Она поставила рамку на стол и потерла пальцами виски. Да, с этим фото придется поломать голову, но она не из тех, кто легко сдается. Поисковую часть своей работы она любила едва ли не больше всего – расследования сродни детективным вызывали в ней охотничий азарт и уравновешивали нудный, хотя и необходимый труд по созданию аккуратных архивных карточек и записей.
– Я тебя найду, – сказала она полушепотом. – Даже не думай.
– Снова сама с собой разговариваешь? – Марго стояла за спиной Элоди и рылась в своей сумке, висевшей на плече. – Первый признак того, что человек сходит с ума, знаешь? – Наконец она отыскала жестянку мятных леденцов и встряхнула ее; пара конфет упала в подставленную ладонь Элоди. – Снова допоздна будешь сидеть?
Элоди бросила взгляд на часы и с удивлением обнаружила, что уже, оказывается, половина шестого.
– Нет, сегодня не буду.
– Алистер заедет?
– Он в Нью-Йорке.
– Опять? Как ты, наверное, по нему скучаешь. Даже не знаю, что бы я делала, не будь у меня дома Гэри.
Элоди подтвердила, что очень скучает по жениху, и Марго одарила ее сочувственной улыбкой, за которой тут же последовало жизнерадостное «чао». Выловив из сумки неоновые рыбки наушников, она включила айфон и выплыла из конторы на волне стартовавшего уик-энда.
В конторе снова повисла шуршащая бумажная тишина. Полоска солнечного света уже возникла на дальней стене и, как всегда, крадучись, двинулась к столу Элоди. Хрустнув подушечкой мятного драже, Элоди отправила на печать только что созданный ярлычок для архивной коробки. И принялась за уборку стола – ритуал, который неуклонно выполняла каждую пятницу, чтобы в понедельник, придя на работу, начать неделю с чистого листа.

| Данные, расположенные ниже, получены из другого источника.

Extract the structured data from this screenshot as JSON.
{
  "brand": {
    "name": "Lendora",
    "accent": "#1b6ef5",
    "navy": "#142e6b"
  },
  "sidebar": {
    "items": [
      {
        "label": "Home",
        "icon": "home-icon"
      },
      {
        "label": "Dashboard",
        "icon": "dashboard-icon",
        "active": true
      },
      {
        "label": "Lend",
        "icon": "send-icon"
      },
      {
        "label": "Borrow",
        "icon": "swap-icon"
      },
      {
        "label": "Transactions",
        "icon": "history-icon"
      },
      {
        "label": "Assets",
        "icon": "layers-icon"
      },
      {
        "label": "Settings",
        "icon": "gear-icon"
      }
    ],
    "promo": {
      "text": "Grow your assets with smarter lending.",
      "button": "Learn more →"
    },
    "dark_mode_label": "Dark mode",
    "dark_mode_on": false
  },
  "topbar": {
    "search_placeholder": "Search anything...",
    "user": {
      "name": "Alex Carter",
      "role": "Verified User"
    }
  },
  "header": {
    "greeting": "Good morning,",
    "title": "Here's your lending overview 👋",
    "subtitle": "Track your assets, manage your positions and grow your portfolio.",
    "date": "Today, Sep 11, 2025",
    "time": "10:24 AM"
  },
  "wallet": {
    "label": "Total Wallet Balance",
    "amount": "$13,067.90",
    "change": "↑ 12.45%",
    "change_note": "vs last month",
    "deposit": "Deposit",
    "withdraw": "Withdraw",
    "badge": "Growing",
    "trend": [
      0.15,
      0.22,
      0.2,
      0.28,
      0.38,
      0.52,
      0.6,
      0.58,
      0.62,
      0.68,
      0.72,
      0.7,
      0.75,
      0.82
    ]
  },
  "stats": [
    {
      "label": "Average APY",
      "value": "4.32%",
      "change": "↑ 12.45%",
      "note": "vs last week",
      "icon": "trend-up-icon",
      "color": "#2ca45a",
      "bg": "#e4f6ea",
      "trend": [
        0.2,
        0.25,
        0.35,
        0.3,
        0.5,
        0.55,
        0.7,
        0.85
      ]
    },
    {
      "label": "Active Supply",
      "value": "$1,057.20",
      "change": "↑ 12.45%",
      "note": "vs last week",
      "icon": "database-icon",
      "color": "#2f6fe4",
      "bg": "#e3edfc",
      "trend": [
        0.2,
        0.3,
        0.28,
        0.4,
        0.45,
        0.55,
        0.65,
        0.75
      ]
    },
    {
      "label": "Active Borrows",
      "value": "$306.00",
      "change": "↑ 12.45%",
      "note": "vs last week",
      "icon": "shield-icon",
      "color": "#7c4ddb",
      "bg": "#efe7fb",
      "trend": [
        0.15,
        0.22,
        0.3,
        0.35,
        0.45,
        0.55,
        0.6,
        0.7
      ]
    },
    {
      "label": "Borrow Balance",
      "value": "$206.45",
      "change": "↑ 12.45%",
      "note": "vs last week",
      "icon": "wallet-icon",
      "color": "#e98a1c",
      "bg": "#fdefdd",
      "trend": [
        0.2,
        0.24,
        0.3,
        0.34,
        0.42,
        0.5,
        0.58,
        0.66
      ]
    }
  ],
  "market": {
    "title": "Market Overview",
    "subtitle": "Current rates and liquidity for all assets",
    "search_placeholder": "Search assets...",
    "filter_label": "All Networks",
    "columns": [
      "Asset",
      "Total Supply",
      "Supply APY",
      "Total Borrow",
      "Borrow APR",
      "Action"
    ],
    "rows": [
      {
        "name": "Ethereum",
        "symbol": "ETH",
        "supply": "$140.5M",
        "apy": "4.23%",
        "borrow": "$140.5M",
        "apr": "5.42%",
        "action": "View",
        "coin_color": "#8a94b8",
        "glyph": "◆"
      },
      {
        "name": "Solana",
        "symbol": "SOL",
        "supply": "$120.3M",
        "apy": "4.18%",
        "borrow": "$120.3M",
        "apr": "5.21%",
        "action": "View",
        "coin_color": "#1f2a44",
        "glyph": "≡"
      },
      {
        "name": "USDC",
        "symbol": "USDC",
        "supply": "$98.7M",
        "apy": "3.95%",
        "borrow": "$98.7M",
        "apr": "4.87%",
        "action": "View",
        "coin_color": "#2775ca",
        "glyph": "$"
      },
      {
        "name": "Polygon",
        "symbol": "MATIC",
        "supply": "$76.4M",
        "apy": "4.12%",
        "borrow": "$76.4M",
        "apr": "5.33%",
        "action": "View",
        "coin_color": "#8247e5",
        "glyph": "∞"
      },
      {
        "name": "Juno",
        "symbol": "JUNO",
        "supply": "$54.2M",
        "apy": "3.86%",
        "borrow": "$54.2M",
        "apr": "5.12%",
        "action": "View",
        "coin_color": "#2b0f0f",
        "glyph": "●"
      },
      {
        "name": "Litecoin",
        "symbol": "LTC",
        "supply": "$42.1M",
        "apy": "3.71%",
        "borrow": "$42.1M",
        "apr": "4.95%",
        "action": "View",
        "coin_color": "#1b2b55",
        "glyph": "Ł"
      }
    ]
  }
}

Вряд ли Элоди призналась бы себе в этом и, уж конечно, ни за что не стала бы говорить Марго, но маленькая частичка ее «я» радовалась, когда Алистер уезжал в Нью-Йорк на неделю-другую. Конечно, она по нему скучала, но перспектива провести целых шесть ночей в собственной постели, у себя дома, среди своих книг, с любимой чашкой, никому ничего не объясняя и ни за что не оправдываясь, дарила ей ощущение отдыха.
Он все правильно говорил: и квартирка у нее была крошечная, и лестница дешевым жиром провоняла, а у него было просторно, две ванных, горячей воды всегда вдоволь, и нет никакой надобности слушать соседский телевизор через тонкую, как бумага, перегородку. Но Элоди любила свою квартиру. Да, раковина на кухне то и дело засорялась, и это было сродни чуду – сделать так, чтобы вода все-таки уходила; да, в душе нельзя было нормально помыться, если параллельно включить стиральную машину, и все же ее жилище было тем местом, где могла протекать – и протекала – обычная человеческая жизнь. Здесь у всего была своя история, начиная с чудных старых шкафчиков для посуды и скрипучих половиц и заканчивая туалетом, к которому приходилось подниматься по трем застеленным ковром ступенькам.
Похоже, Алистера даже подкупала эта ее особенность – умение обретать комфорт в таких стесненных условиях.
– Оставайся у меня, когда я уезжаю, – не раз предлагал он, имея в виду свою огромную, тщательно вылизанную квартиру на Канари-Харф. – Зачем тебе возвращаться в свою нору?
– Здесь я чувствую себя счастливой.
– Здесь? Как это возможно?
Такой разговор, с вариациями, происходил у них уже раз пятнадцать, неизменно завершаясь скептическим взглядом, который Алистер всегда устремлял в угол – больше все равно было некуда, – где Элоди поставила старое отцовское кресло с потертой бархатной обивкой, пристроив над ним крошечный светильник и полочку с сокровищами: картинкой, которую миссис Берри нарисовала ей на тридцатилетие, волшебной коробочкой, которую подарил Тип после смерти ее матери, и рамкой с дешевыми фотоснимками, которые они с Пиппой, тринадцатилетние, сделали на одной ярмарке.
Алистер был поклонником минималистичного скандинавского дизайна середины века и считал, что, если вещь не куплена у Конрана, ей нечего делать в квартире. Да, он охотно признавал за жилищем Элоди такое достоинство, как «уютность», но после неизменно добавлял:
– Правда, после свадьбы тебе все равно придется от нее отказаться: куда мы будем ставить детскую кроватку – не в ванную же?
Перспектива переезда в огромную, шикарную квартиру должна была вселять в Элоди восторг, и чувствовать что-либо иное было с ее стороны, как минимум, невежливо, но дело в том, что Элоди мало доверяла всему большому и шикарному и к тому же плохо справлялась с переменами.